9. Do you think that, perhaps, the SCC needs to do a better job in explaining, for Canadian tort law, what the but-for test now means, when it is to be applied, and how it is to be applied?
10. Perhaps we can agree that the SCC’s current explanation, as found in Snell, Athey and Clements v. Clements,  2 SCR 181, 2012 SCC 32 is at least as incomplete as the Court said, in Clements, its explanation of the “material contribution test” had been in Resurfice.
11. Perhaps we can agree that the Court needs to provide more and better explanation. I’m aware of one pending leave to appeal application which could produce some of that consideration.
12. Of course, if the SCC were to do that – clear up the confusion, I’d have no valid reason, or fewer valid reasons: clarity does not necessarily mean adequacy – for writing about this subject. I’d have to consider writing about, say, apportionment of fault. So, I suppose I need to be careful about I wish for.
posted Oct 5, 2013; revised: additions to para. 8 Oct 5, 2013
Just no legal causation.
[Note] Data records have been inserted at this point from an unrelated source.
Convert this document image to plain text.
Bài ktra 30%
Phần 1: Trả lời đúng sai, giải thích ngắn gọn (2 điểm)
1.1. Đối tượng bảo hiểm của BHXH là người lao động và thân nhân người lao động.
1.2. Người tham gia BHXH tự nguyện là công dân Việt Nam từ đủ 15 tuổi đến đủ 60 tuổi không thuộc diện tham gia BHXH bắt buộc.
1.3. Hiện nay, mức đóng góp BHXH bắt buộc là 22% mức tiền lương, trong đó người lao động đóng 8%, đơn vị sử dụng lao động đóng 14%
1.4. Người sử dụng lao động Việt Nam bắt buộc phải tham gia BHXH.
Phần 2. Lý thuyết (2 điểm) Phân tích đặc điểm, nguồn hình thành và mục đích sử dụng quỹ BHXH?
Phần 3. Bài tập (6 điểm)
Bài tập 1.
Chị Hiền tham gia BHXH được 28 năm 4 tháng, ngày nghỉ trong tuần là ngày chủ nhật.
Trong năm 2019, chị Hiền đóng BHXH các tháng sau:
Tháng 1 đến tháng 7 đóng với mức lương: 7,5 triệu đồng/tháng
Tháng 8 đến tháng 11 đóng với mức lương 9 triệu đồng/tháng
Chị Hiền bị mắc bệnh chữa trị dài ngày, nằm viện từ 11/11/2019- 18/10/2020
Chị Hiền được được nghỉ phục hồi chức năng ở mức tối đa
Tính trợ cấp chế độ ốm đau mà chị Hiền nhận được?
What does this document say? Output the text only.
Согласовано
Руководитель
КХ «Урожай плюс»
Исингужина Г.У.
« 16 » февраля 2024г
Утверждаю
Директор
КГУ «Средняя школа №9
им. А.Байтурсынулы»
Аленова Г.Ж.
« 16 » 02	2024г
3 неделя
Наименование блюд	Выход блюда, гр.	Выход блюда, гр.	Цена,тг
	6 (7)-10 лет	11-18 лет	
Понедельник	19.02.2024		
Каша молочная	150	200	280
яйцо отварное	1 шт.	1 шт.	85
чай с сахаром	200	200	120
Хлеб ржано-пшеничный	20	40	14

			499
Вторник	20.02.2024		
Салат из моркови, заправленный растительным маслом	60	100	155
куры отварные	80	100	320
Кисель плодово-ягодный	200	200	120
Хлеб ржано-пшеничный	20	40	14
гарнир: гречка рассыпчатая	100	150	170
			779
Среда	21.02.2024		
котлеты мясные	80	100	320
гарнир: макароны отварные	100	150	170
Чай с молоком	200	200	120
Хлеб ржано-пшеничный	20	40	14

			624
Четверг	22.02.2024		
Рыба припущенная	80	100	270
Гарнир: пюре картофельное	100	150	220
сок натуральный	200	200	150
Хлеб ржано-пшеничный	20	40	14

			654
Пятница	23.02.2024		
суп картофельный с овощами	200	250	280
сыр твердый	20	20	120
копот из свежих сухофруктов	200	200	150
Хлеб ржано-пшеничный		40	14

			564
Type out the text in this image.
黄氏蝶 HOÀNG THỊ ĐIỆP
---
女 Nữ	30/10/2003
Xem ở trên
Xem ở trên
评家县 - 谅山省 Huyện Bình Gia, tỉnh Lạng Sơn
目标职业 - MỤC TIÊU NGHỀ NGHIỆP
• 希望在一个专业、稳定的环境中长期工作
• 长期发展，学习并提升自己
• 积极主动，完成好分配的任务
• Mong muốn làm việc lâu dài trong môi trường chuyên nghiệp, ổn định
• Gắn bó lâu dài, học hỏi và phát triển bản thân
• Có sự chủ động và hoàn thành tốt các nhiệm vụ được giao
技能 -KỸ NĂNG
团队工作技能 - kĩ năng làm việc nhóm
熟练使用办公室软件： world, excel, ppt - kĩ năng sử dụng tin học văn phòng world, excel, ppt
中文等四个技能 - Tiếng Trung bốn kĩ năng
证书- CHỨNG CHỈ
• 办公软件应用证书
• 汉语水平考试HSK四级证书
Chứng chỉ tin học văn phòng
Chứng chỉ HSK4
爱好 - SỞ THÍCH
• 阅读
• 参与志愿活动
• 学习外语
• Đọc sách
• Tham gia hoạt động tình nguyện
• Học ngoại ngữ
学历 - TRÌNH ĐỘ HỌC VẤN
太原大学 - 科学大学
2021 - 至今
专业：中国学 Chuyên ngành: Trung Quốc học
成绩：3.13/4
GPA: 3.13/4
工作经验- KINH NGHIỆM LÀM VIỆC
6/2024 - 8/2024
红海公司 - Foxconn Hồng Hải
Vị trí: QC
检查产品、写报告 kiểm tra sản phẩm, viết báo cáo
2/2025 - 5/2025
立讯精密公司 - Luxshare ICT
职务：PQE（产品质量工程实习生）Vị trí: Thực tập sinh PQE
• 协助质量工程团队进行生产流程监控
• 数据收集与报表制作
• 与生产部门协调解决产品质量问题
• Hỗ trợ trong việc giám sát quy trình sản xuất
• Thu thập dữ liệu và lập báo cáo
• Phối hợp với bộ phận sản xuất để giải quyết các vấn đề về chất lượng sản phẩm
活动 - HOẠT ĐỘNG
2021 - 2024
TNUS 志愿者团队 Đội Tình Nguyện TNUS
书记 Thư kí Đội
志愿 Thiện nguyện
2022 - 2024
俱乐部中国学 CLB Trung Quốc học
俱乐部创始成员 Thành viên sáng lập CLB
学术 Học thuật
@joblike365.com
There could still be factual causation without that satisfying the factual causation aspect of legal causation.
It’s all in how we “define” A:, the level of specificity in one’s defintion.
In my meteor strike example, “M having the operation performed by S in that location at the time of the meteor strike” is a necessary aspect of an instance of P being injured that day, but-for him having the operation performed by S when and where it was, because, if we assume he’d have not been there at all that day (but-for the operation) then he’d not have been caught in the meteor strike.
That’s why the but-for inquiry looks at the negligent aspect of the alleged wrongdoer’s conduct, not the conduct generally.
That’s also why, in cases where it’s alleged D was driving too quickly for the conditions, the substitution one makes in the but-for counterfactual is the fastest speed which would not have been negligent – more broadly: the riskiest conduct which is not negligent – not some better level of conduct which would have been sufficient to probably mean the accident wouldn’t have occurred.
Or, as you said, we’re visiting Alice in Wonderland, while she’s having tea with the Red Queen.
As Day follows Night.
Having found no breach of the standard of care, there can, I think, be no causation. If “A” does not exist, “A” cannot have caused B. So the causation discussion is surplus, and rendered Alice in Wonderland by discussing the effect of the non-existent “A”.